Nordcell Group plans 1.2 GW solar module factory in Sweden

28 March 2024

Sweden’s Nordcell Group, founded in 2023, has announced plans for 1.2 GW module manufacturing facility to be located in northern Sweden.

The company said production is set to begin in the first half of 2025, without disclosing the exact location of the new manufacturing facility.

“The project makes sense from both a financial perspective and not the least from an environmental perspective,” Nordcell co-founder Hamid Toosi told us. “We see a clear growing demand for truly sustainable products driven both by consumers, as well as regulatory pressure from the EU.

The founders point to the opportunity presented by regulations that are expected as a result of the Net-Zero Industry Act (NZIA), which provides a quota of 40% of technologies to be manufactured within the European Union (EU) by 2030.

“The EU is estimated to install around 1 billion solar panels by 2030. Unless something changes, 97% of them will be non-European panels,” Nordcell co-founder Vahid Toosi said in a statement.
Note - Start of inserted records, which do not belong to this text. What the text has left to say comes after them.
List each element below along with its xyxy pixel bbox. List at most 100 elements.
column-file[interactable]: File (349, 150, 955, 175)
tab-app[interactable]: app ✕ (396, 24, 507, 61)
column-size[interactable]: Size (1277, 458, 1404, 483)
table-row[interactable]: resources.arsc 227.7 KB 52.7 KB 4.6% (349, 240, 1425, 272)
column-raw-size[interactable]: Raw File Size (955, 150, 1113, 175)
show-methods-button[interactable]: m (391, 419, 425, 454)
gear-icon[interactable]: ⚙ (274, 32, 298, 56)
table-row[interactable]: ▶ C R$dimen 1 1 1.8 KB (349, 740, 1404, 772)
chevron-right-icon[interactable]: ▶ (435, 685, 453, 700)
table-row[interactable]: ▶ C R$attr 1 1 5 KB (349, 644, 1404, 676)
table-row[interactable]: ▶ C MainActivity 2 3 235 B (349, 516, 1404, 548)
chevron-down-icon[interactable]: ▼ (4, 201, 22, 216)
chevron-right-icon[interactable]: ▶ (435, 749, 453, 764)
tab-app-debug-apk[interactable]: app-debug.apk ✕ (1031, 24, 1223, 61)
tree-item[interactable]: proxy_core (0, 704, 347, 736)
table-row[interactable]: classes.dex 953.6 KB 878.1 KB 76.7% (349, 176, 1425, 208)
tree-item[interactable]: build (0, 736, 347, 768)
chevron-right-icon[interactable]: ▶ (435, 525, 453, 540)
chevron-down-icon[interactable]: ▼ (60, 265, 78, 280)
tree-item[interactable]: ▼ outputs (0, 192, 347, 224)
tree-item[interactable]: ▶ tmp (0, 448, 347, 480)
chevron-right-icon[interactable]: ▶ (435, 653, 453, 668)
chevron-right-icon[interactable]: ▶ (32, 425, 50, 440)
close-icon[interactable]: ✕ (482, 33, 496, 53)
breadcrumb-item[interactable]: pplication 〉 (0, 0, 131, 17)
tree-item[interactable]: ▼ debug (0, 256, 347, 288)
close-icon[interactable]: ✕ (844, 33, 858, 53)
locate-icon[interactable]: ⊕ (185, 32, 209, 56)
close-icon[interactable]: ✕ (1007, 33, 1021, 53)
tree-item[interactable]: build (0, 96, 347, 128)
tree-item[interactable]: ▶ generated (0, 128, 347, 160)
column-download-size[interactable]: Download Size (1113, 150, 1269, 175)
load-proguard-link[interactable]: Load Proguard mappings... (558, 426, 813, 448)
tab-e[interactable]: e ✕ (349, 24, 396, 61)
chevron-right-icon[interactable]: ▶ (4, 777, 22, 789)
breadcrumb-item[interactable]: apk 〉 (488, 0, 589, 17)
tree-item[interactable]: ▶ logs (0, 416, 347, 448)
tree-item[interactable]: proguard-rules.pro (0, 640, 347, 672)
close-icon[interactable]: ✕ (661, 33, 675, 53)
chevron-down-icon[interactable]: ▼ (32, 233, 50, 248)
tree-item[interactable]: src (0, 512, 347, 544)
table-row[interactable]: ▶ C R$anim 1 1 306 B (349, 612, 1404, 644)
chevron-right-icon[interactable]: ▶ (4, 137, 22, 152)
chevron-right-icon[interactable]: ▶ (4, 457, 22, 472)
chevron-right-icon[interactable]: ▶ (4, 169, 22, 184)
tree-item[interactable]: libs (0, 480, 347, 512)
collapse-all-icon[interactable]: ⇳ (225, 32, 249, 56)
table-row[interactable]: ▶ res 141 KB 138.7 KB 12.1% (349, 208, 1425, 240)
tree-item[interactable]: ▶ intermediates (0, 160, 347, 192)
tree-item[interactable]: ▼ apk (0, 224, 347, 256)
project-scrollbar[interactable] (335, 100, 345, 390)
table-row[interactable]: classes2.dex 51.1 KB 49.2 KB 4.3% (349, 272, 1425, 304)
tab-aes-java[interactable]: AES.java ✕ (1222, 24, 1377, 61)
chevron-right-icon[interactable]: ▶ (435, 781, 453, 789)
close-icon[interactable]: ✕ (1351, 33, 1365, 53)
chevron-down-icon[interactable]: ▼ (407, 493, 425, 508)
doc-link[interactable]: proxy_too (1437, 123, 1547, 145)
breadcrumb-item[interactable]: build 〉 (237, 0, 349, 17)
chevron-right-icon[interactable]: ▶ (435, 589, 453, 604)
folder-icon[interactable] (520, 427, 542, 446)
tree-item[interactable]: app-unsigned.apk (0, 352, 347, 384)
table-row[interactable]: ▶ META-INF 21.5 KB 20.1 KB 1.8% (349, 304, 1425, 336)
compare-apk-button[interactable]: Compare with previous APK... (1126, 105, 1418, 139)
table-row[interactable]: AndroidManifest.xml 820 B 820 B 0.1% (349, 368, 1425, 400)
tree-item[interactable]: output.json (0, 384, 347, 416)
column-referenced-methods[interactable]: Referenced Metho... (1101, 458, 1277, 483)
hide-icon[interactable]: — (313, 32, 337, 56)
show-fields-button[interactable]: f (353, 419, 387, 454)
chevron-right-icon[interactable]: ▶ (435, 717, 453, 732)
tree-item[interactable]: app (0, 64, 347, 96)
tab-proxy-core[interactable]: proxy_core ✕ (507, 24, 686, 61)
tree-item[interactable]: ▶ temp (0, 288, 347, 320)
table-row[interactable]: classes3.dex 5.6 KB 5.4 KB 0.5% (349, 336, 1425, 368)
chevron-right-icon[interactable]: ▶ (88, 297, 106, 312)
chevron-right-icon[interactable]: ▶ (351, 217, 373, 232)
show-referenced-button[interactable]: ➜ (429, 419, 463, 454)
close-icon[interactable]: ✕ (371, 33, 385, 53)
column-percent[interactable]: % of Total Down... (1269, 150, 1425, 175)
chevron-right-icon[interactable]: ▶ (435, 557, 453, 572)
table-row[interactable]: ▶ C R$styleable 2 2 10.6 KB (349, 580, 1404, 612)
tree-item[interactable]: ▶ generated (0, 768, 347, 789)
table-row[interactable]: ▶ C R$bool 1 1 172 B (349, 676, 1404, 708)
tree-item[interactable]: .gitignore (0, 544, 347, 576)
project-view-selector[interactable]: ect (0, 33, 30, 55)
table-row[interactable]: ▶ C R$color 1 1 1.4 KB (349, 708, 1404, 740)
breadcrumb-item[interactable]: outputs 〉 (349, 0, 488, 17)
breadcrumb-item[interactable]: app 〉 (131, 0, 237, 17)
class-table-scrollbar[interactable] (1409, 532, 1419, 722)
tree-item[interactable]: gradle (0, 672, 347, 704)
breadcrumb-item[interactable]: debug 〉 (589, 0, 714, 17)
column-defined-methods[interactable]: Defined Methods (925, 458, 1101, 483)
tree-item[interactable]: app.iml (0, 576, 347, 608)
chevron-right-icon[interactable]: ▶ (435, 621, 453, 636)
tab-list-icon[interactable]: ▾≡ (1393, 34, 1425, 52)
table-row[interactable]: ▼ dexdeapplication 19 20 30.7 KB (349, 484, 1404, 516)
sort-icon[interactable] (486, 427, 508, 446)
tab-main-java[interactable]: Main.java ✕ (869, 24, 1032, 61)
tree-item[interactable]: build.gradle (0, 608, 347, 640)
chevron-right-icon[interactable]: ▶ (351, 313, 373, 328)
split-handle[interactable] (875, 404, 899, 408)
Nordcell said it will be “leveraging” the low-CO2 emissions electricity mix in Northern Sweden to bring to market a product with lower CO2 emissions associated with its production. To that end, it has a collaboration with researchers from Germany's Fraunhofer Institute for Solar Energy Systems (Fraunhofer ISE).

“We've partnered with Nordcell from the start, initiating an early Life Cycle Assessment (LCA) to analyze the environmental impact of production. It became evident that Sweden holds significant advantages globally in reducing the carbon footprint in PV production,” said Jochen Rentsch, Fraunhofer ISE’s head of PV technology transfer, in a statement.

Nordcell’s website suggests that it will be producing modules for the residential, commercial, and utility markets. The company stated it aims to produce 2.5 million panels annually in a plant that “emphasizes scale, AI-driven automation, and state-of-the-art quality”.

In a statement, Peter Fath, board member at the European Solar Manufacturing Council and spokesperson of the association of German mechanical engineering association VDMA said Nordcell is fundamentally rethinking the standard production blueprint and deploying next-level automation combined with the globally most advanced production equipment. “By this Nordcell will be able to produce best in class solar panels at a competitive cost,” he added.